Cooke founded the organization with Holy Names Sister Barbara Raymond in 2002. That commitment is reflected in the organization’s programming in education, empowerment and enterprise for immigrant families, but also in its everyday operations.

Employees don’t use disposable dishes or silverware during meetings at the office, and the organization has also introduced a program where all its farmers’ market vendors use reusable plates, which are gathered and washed. This summer they will introduce a non-disposable cup.

Back in the office in Forest Grove, employees recycle and compost food waste. They use natural cleaning supplies, a simple recipe of Castile soap, borax and vinegar. They use cloth hand towels in the bathrooms, which employees take turns carrying home on weekends to wash. Computer monitors are shut down every night, and all lights have compact florescent bulbs.

The organization operates with three bottom lines, Cooke said – people, planet and profit.

Last year’s 100 Best Green Companies were picked based on a sustainable practices section in a survey of more than 26,000 employees and 505 for-profit companies and nonprofit organizations.  

Jesuit Volunteer Corps Northwest earned the 33rd ranking on the list.

“Jesuit Volunteers live in communities that commit to simple living embodying a healing and sustainable presence on the Earth,” said Jeanne Haster, executive director.

Energy efficient furnaces were installed at the office, and staff built a community garden, which they share with low-income residents in North Portland.

Program staffers usually travel to work by bike or public transportation, and they traded paper documentation for electronic as much as possible. Furniture in the office was used when it was acquired, and when it breaks, it is repaired instead of replaced. A Portland Development Commission grant allowed the organization to install screen doors and awnings for temperature control during the summer months.

Holy Redeemer School in North Portland was 56th on the list.

The school and its parish are governed in part by an environmental stewardship committee, formed in 2008 to help the community become more environmentally conscious.  

Even before the committee was created, the parish had long nurtured a sense of stewardship by using efficient light fixtures, recycling, installing double-paned windows and donating leftovers from the cafeteria to local hungry.

Since 2008, larger projects have been carried out. A bioswale was installed to absorb runoff. Storm water cisterns collect rainwater for the 7,500-square-foot pastoral vegetable and fruit garden, built on the site of an unused play area.

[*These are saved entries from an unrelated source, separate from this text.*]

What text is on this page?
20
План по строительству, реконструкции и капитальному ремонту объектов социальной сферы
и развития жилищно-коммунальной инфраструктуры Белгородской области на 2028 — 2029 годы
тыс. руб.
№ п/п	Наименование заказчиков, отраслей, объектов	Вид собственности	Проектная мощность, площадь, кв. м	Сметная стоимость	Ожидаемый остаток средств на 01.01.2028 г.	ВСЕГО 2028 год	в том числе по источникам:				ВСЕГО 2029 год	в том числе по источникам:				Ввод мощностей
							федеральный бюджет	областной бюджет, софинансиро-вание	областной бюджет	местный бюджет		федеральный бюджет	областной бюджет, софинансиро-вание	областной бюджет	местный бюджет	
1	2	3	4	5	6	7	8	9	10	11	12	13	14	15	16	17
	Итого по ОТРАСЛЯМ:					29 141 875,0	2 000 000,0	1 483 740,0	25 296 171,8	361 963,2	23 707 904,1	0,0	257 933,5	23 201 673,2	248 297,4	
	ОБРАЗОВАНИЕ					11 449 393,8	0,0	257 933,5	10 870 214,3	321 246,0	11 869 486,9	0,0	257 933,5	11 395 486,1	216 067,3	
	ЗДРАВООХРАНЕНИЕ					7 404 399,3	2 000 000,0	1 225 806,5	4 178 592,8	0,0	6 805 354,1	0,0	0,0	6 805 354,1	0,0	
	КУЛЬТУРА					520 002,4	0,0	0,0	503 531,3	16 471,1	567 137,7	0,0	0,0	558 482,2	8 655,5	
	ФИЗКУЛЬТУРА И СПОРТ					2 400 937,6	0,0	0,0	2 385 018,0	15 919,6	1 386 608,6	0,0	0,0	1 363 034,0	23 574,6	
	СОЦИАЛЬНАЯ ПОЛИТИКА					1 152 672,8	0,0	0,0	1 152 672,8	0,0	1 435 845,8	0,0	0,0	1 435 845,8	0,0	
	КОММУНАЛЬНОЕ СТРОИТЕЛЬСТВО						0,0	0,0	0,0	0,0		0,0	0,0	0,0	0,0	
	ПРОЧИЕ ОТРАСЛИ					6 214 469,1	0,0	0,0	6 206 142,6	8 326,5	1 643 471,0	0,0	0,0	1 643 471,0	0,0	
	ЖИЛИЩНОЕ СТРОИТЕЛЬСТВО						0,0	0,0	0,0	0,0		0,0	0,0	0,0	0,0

Children experience hands-on lessons about growing food and extra produce is donated to St. Vincent de Paul Society.

Food waste and leaves from the many trees on the campus are composted, and cafeteria trash has been reduced from several full bags of garbage daily to just one.

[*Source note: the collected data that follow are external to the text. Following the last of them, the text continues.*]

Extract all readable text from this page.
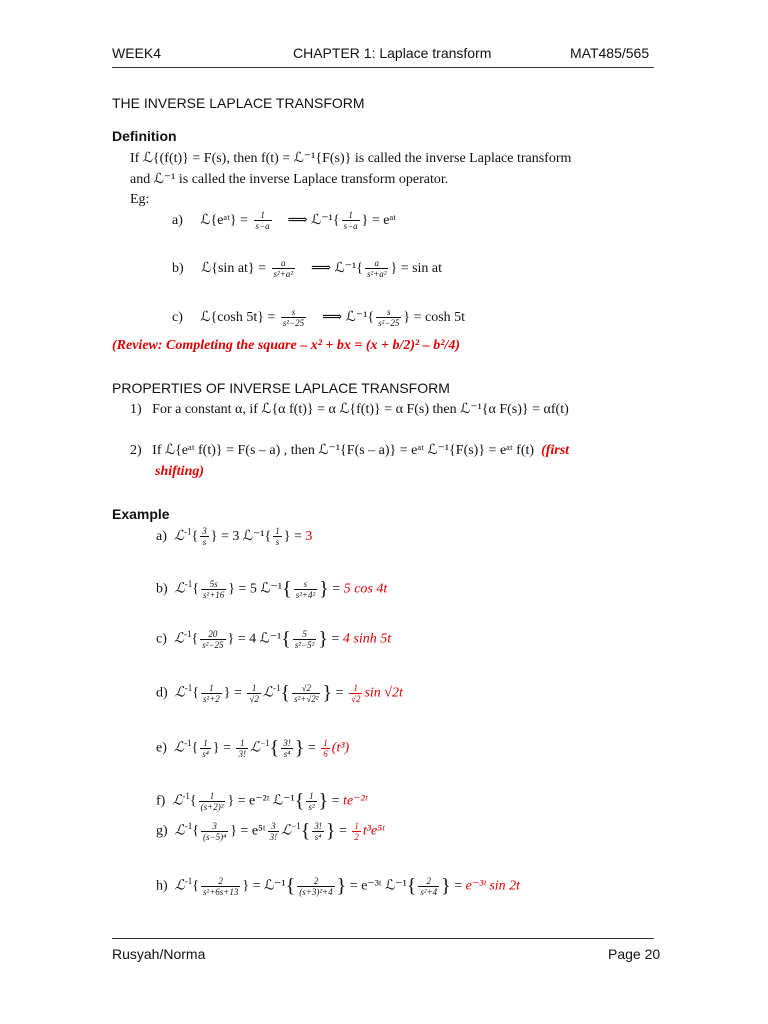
WEEK4	CHAPTER 1: Laplace transform	MAT485/565
THE INVERSE LAPLACE TRANSFORM
Definition
If ℒ{(f(t)} = F(s), then f(t) = ℒ⁻¹{F(s)} is called the inverse Laplace transform
and ℒ⁻¹ is called the inverse Laplace transform operator.
Eg:
a) ℒ{eᵃᵗ} = $\frac{1}{s-a}$ ⟹ ℒ⁻¹{ $\frac{1}{s-a}$ } = eᵃᵗ
b) ℒ{sin $at\} = \frac{a}{\text{s²+a²}}$ ⟹ ℒ⁻¹{ $\frac{a}{\text{s²+a²}}$ } = sin at
c) ℒ{cosh $5t\} = \frac{s}{\text{s²−25}}$ ⟹ ℒ⁻¹{ $\frac{s}{\text{s²−25}}$ } = cosh 5t
(Review: Completing the square – x² + bx = (x + b/2)² – b²/4)
PROPERTIES OF INVERSE LAPLACE TRANSFORM
1) For a constant α, if ℒ{α f(t)} = α ℒ{f(t)} = α F(s) then ℒ⁻¹{α F(s)} = αf(t)
2) If ℒ{eᵃᵗ f(t)} = F(s – a) , then ℒ⁻¹{F(s – a)} = eᵃᵗ ℒ⁻¹{F(s)} = eᵃᵗ f(t) (first
shifting)
Example
a) ℒ$^{-1}${ $\frac{3}{s}$ } = 3 ℒ⁻¹{ $\frac{1}{s}$ } = 3
b) ℒ$^{-1}${ $\frac{5s}{\text{s²+16}}$ } = 5 ℒ⁻¹{ $\frac{s}{\text{s²+4²}}$ } = 5 cos 4t
c) ℒ$^{-1}${ $\frac{20}{\text{s²−25}}$ } = 4 ℒ⁻¹{ $\frac{5}{\text{s²−5²}}$ } = 4 sinh 5t
d) ℒ$^{-1}${ $\frac{1}{\text{s²+2}}$ } = $\frac{1}{√2}$ ℒ$^{-1}${ $\frac{√2}{\text{s²+√2²}}$ } = $\frac{1}{√2}$ sin √2t
e) ℒ$^{-1}${ $\frac{1}{\text{s⁴}}$ } = $\frac{1}{3!}$ ℒ$^{-1}${ $\frac{3!}{\text{s⁴}}$ } = $\frac{1}{6} (t^3)$
f) ℒ$^{-1}${ $\frac{1}{\text{(s+2)²}}$ } = e⁻²ᵗ ℒ⁻¹{ $\frac{1}{\text{s²}}$ } = te⁻²ᵗ
g) ℒ$^{-1}${ $\frac{3}{\text{(s−5)⁴}}$ } = e⁵ᵗ $\frac{3}{3!}$ ℒ$^{-1}${ $\frac{3!}{\text{s⁴}}$ } = $\frac{1}{2}$ t³e⁵ᵗ
h) ℒ$^{-1}${ $\frac{2}{\text{s²+6s+13}}$ } = ℒ⁻¹{ $\frac{2}{\text{(s+3)²+4}}$ } = e⁻³ᵗ ℒ⁻¹{ $\frac{2}{\text{s²+4}}$ } = e⁻³ᵗ sin 2t
Rusyah/Norma	Page 20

Maria Elmore, the school's development director, said Holy Redeemer's earth-friendly way of conducting business is a big selling point for new families who decide to enroll their children.

"The message the school hopes students will take away is to be conscious of the footprints we leave on Earth and how we can minimize those," Elmore said.

The students get it, she said. Many of the "green" projects at the school are now student-driven.

Other Catholic organizations appeared on another one of the magazine’s “Top 100” lists. Among the best non-profits to work for were: Mary’s Woods at Marylhurst, DePaul Industries, La Salle Catholic College Preparatory, Blanchet Catholic School, The Macdonald Center and the Northwest Catholic Counseling Center.